Y allí estamos, esperando el Momento. Como años atrás nos dispusimos al asalto de la capital de Pedro el Grande y Lenín.
Nosotros, los nuevos Adelantados de la Gran Llanura.
Fué un 22 de junio. Un hermoso domingo de verano las tropas del III Reich se lanzaron contra el coloso ruso. Poco después, los jóvenes españoles se unirían al ataque. Llegaron presurosos a la embestida contra el apocalipsis blanco de las estepas, contra el furor mastodóntico de los formidables ejércitos moscovitas.

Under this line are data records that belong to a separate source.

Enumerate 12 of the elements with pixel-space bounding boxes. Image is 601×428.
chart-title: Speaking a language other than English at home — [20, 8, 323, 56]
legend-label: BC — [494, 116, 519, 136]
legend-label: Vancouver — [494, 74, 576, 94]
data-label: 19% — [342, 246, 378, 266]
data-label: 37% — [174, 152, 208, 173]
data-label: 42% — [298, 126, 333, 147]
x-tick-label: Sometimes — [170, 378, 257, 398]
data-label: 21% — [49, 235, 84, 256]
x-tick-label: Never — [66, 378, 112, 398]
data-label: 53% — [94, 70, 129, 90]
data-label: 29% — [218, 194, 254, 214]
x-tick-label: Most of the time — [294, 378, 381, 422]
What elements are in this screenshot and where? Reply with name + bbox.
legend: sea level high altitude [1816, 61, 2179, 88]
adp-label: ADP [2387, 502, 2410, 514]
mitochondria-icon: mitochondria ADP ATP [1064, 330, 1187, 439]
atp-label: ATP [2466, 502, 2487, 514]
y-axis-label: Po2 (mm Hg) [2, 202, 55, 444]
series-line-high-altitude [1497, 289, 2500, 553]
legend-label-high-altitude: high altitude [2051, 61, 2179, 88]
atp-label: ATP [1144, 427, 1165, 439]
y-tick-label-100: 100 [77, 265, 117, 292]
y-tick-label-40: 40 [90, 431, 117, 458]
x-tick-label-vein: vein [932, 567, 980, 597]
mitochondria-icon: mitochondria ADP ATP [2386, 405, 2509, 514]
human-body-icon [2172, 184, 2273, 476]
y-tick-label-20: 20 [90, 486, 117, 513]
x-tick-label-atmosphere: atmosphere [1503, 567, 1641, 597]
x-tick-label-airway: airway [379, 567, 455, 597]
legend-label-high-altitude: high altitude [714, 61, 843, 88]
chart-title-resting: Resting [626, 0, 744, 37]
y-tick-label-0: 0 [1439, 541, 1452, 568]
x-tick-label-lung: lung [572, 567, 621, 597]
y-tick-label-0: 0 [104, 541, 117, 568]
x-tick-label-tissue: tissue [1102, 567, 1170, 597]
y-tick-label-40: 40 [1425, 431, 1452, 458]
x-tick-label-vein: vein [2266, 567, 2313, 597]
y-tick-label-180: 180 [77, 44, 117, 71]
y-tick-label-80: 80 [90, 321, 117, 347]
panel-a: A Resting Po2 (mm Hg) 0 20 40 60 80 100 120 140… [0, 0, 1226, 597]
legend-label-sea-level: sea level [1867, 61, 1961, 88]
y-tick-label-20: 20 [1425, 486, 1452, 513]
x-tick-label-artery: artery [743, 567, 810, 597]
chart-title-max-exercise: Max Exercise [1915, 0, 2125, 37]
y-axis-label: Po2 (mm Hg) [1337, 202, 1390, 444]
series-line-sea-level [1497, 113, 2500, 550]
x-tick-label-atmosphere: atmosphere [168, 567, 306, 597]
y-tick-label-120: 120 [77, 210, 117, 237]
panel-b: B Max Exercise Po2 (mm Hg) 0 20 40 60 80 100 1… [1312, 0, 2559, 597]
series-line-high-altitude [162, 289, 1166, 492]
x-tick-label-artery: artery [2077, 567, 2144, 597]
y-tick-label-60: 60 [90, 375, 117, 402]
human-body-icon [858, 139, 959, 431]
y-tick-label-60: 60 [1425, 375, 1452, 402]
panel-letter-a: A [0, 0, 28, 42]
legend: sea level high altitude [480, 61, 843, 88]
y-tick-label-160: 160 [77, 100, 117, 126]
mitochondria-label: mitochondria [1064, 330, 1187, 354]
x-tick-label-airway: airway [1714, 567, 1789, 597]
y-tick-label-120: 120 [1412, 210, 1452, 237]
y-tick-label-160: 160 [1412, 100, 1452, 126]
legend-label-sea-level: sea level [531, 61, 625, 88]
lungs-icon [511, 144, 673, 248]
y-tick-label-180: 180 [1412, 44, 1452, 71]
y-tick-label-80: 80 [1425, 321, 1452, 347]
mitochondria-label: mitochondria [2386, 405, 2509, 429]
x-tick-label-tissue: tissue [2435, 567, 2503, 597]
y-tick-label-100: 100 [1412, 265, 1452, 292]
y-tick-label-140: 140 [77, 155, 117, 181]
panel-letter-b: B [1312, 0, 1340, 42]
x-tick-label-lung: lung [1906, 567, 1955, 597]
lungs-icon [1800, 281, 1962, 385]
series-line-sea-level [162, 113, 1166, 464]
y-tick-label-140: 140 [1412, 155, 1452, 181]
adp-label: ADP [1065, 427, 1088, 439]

Entre esos muchachos de Iberia, cantó y lloró un joven de 16 años. No era el único, quizá algunos tenían aún menor edad. Su vida, común hasta alistarse voluntariamente al empuje. Luego, común también bajo el viejo cielo de la guerra. No era ni un superhombre ni un pusilánime; un hombre medio de España, bueno para la lucha, morir y buscar una mujer, pero incapaz de arrasar un pueblo o vejar a un prisionero; un hombre que, como todos los que le rodeaban, conoció lo heroico y lo sublime; y junto a ello, lo más vulgar que en el humano duerme. Era un hombre entre hombres, con su maravilloso desprendimiento, sus instantes anodinos y sus bajas pasiones. Un joven que se enamora de una mujer —era pequeña, morena, dulce— y que entre las orgías de fuego y hielo, canta la violenta canción del enamorado del peligro. Un joven, nada más que un joven hispano.
No hay, pues, que buscar en él nada extraordinario. Supo sentirse español ante un mundo hostil y extraño; y su valor, su alegría y su picaresca, no suponían sino expresión de un común denominador.